Pate, a Republican, initiated the legislation that ultimately contained the shortened period, but that element was not his recommendation; it was added later by Republican state legislators.

“I’m not sure we have an answer yet on that. We’re going to have to wait and give it some time to work itself through,” Pate said.

Polk County’s Fitzgerald said the shortened time frame has forced campaigns to rework their voting strategies.

Campaigns like to secure early votes — whether by mail or in-person — because it locks in the vote without having to contend with Election Day uncertainties. Securing early votes has played an increasing role in campaign strategy over the past decade.

By Friday, Iowa Democrats in 2018 already have surpassed their 2014 early vote totals an still had three more days. Democrats have held more than 50 early voting events during the period, a state party spokeswoman said.

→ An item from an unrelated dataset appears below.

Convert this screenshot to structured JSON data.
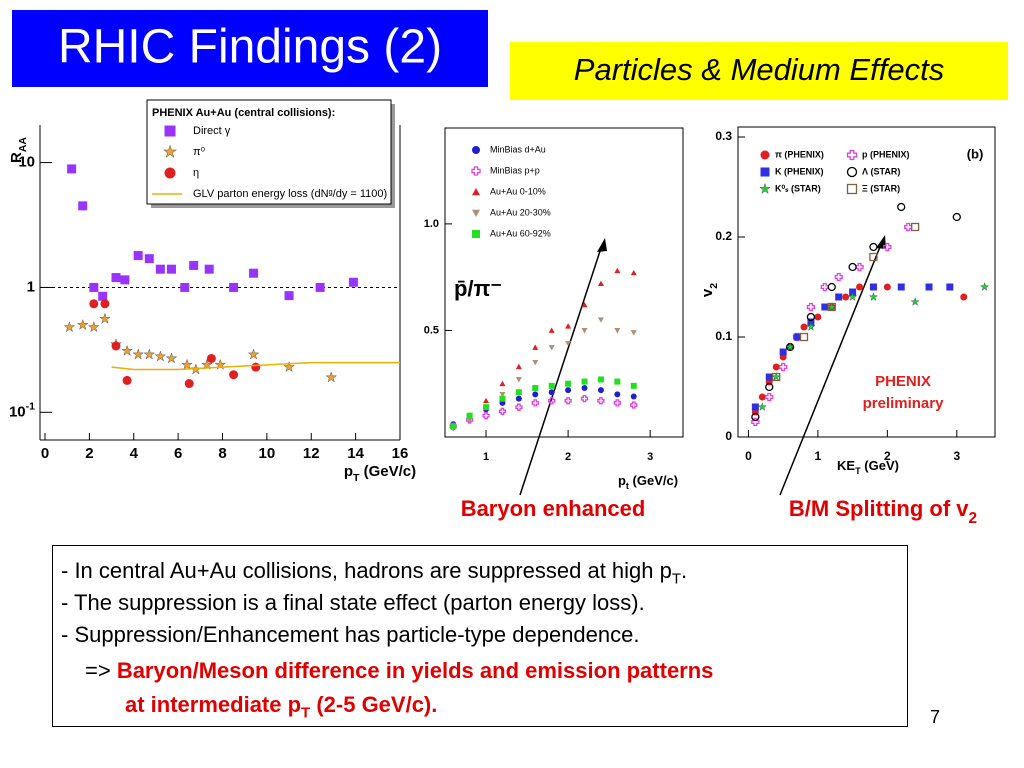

“Iowa Democrats have put in the work. We’ve known from the start that this election was going to be an uphill climb, so we’ve had our noses to the grindstone for the past two years to produce results like this: more Democrats energized for the midterms than ever before,” Iowa Democratic Party state chairman Troy Price said in a statement. “I am incredibly proud of our campaigns and volunteers for the unprecedented effort they have put in to make sure that Iowans are heard at the ballot box this year, and I cannot wait to see the results of that work this coming Tuesday.”

Iowa Republicans are roughly on pace to post a similar early vote total to four years ago.

“Iowa Democrats are fired up to do one thing and one thing only: regain power in Des Moines and in Washington. If that happens, they will raise taxes and tear down the progress we have seen in Iowa and across the country,” Republican Party of Iowa state chairman Jeff Kaufmann said in a statement. “Because of the stakes, we’re not taking any votes for granted. If Republicans don’t turn out, we could lose everything we’ve worked so hard to accomplish over the last two years.”

Elections officials and political scientists say early voting numbers cannot predict the outcome, but can help indicate voter interest.

“I think it tells us that the interest is high, potentially higher than it was in 2014,” said Christopher Larimer, a political-science professor at the University of Northern Iowa. “And I think it tells us that turnout potentially could be up overall compared to the last midterm election. Beyond that, it’s hard to know.”

Mitchell Schmidt of The Gazette contributed to this report.